Albright asintió, sin mirarme.
—Eso... es brillante.
—No necesitamos parecer limpios —añadí—. Necesitamos parecer invulnerables.
Duvall apretó los labios. Esa expresión suya de derrota disimulada era casi satisfactoria. Clara bajó la mirada, pero vi la sombra de una sonrisa en la comisura de sus labios.
Más tarde, ya en los pasillos, Clara me alcanzó.
—¿Desde cuándo sabes tanto sobre los contratos con RAVEN? Nunca estuviste en esas reuniones. Ni siquiera teníamos acceso a los anexos técnicos.
—Estaba revisando documentación antigua —dije, sin cambiar el tono. Sabía que no era una mentira creíble, pero no pensaba darle más información de la necesaria. Clara no respondió. Solo me miró como si ya tuviera la respuesta, pero no quisiera decirla en voz alta.

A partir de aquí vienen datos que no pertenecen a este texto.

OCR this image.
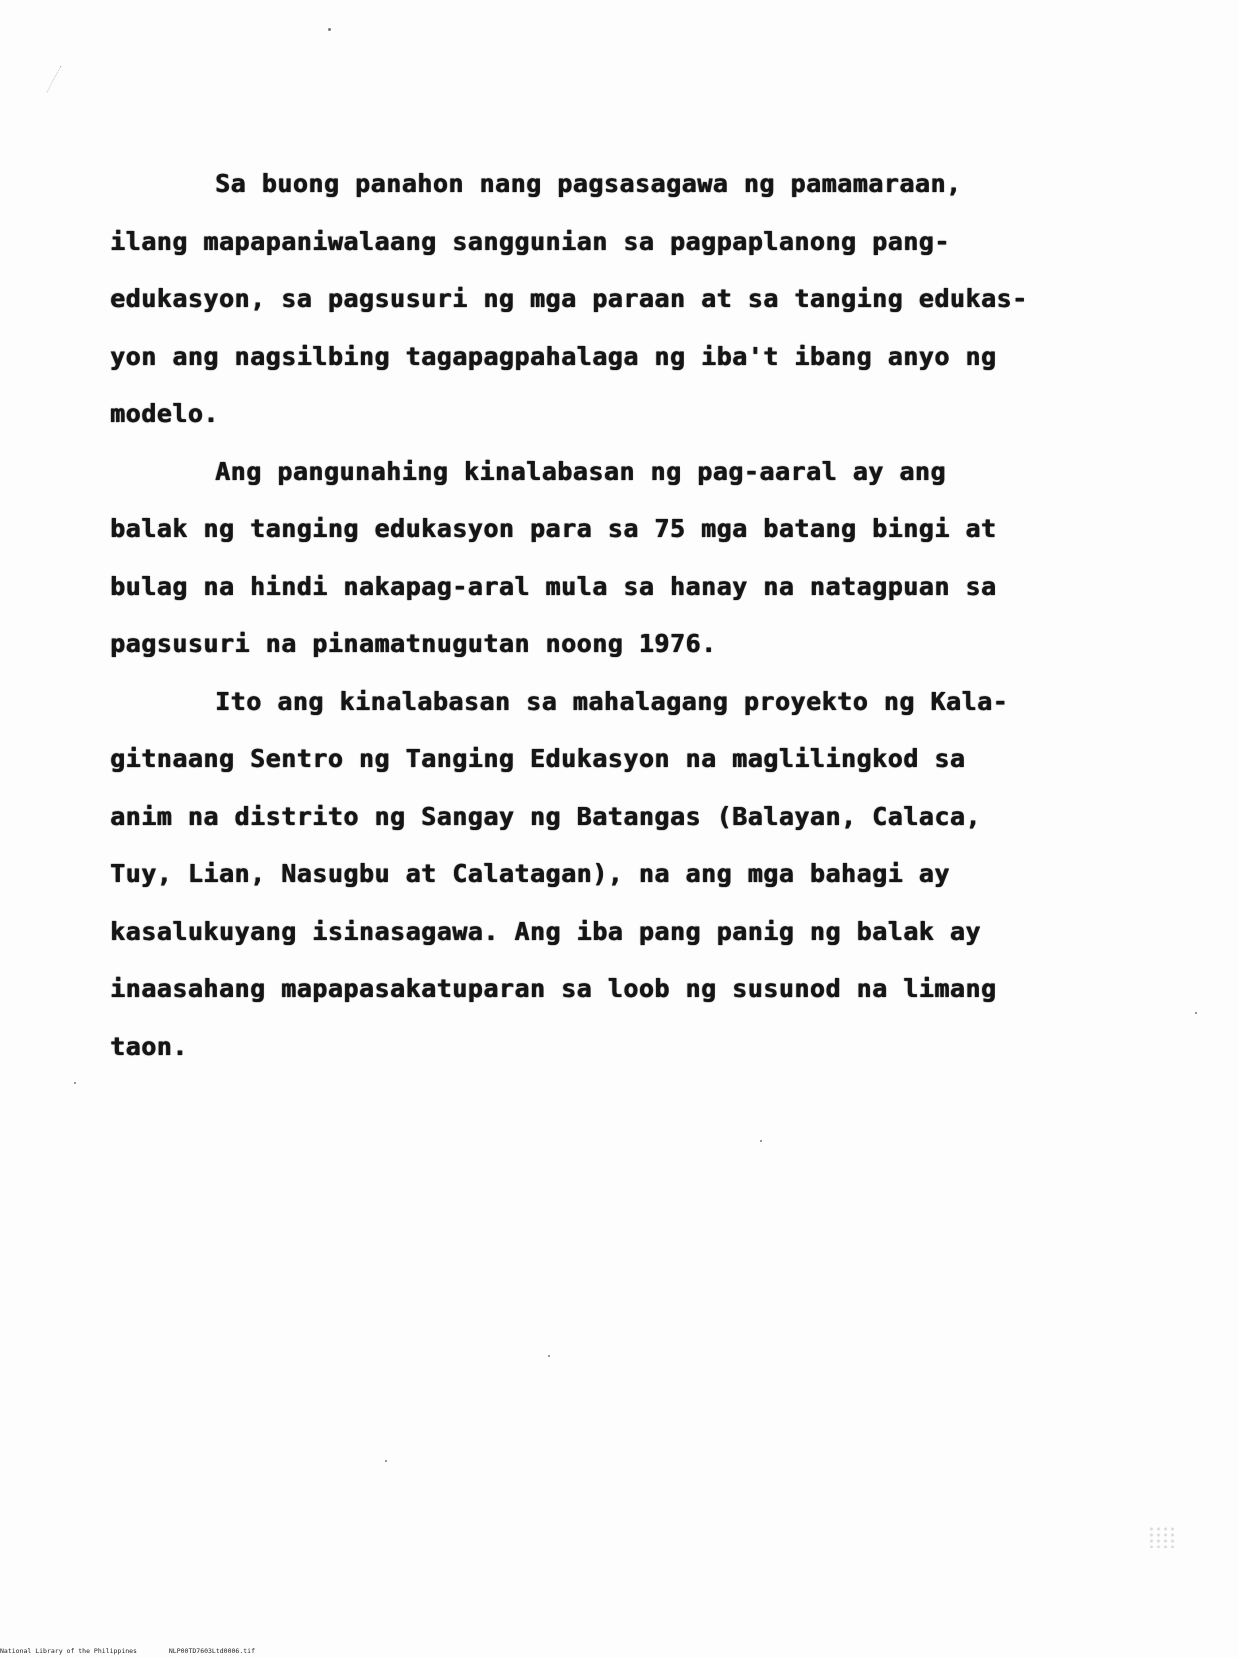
Sa buong panahon nang pagsasagawa ng pamamaraan,
ilang mapapaniwalaang sanggunian sa pagpaplanong pang-
edukasyon, sa pagsusuri ng mga paraan at sa tanging edukas-
yon ang nagsilbing tagapagpahalaga ng iba't ibang anyo ng
modelo.
Ang pangunahing kinalabasan ng pag-aaral ay ang
balak ng tanging edukasyon para sa 75 mga batang bingi at
bulag na hindi nakapag-aral mula sa hanay na natagpuan sa
pagsusuri na pinamatnugutan noong 1976.
Ito ang kinalabasan sa mahalagang proyekto ng Kala-
gitnaang Sentro ng Tanging Edukasyon na maglilingkod sa
anim na distrito ng Sangay ng Batangas (Balayan, Calaca,
Tuy, Lian, Nasugbu at Calatagan), na ang mga bahagi ay
kasalukuyang isinasagawa. Ang iba pang panig ng balak ay
inaasahang mapapasakatuparan sa loob ng susunod na limang
taon.
National Library of the Philippines	NLP00TD7603Ltd0006.tif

—Claro —respondió con una media sonrisa. No insistió. Pero su mirada decía otra cosa.
—Lo leí hace semanas —mentí, sin detenerme.

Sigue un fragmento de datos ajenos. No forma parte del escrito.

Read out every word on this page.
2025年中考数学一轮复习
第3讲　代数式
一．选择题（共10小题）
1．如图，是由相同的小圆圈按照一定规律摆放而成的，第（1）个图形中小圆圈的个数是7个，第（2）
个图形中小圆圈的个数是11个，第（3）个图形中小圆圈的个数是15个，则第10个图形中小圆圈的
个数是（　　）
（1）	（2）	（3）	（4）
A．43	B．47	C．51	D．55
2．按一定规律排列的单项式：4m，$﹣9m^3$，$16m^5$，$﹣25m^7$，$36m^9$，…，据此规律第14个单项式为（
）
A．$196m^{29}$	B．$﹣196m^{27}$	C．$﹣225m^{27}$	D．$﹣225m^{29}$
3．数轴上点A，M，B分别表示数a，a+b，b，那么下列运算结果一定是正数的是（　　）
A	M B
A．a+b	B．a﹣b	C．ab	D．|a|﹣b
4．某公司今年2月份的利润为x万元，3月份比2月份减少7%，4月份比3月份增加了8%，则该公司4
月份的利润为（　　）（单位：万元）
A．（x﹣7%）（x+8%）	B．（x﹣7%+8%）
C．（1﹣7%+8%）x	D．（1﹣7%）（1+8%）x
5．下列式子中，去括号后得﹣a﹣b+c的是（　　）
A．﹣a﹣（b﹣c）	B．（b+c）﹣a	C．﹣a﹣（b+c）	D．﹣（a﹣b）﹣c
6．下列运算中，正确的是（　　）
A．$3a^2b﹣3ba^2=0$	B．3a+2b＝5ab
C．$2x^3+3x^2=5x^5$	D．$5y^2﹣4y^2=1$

—Ajá —murmuró ella, como si no me creyera, pero tampoco fuera a presionarme. Aún no.
En mi oficina, cerré la puerta. Fui directo a la laptop. Abrí la carpeta de borradores. Ahí estaba: “Anticipación narrativa — Raven”. Fecha: dos días atrás. Documento completo, detallado, exacto. Mi letra. Mi estilo. Pero no recordaba haberlo escrito. Ni el momento, ni la intención.
El resto del día fue una sinfonía. Trabajé como si cada idea viniera con su propia banda sonora. Cada respuesta que daba era precisa, afilada. No necesitaba pensar. Las soluciones simplemente surgían. Los demás lo notaban. Incluso Duvall, que no volvió a abrir la boca durante toda la jornada.
A las seis bajé solo. Afuera, la ciudad era una mezcla de reflejos y semáforos. Caminé un par de cuadras sin rumbo. Sentía una mezcla de euforia contenida y alerta silenciosa, como si mi cuerpo supiera que estaba al borde de algo sin nombre.
Al llegar al departamento, me quité el saco y al dejarlo en el perchero, noté algo en el bolsillo interior. Una pequeña tarjeta blanca. El logo de una librería en Georgetown. Y en el reverso, a mano, con mi propia letra:
“Este no era el plan.”
Me senté en el sofá con la tarjeta entre los dedos.
Mi letra.
Mi tinta.
Pero no mi memoria.
La sostuve un rato más, esperando que algo se activara. Una imagen, un recuerdo, una voz. Pero nada vino. Solo la misma claridad inquietante de todo el día, ahora convertida en una pregunta que no podía formular.
¿Y si ese era el problema?
¿Y si mi mente ya no me pedía permiso para saber?
No estaba asustado. Aún no. Pero esa noche dormí con la tarjeta en la mesa de noche. Como un amuleto. O como una advertencia silenciosa de mí... a mí.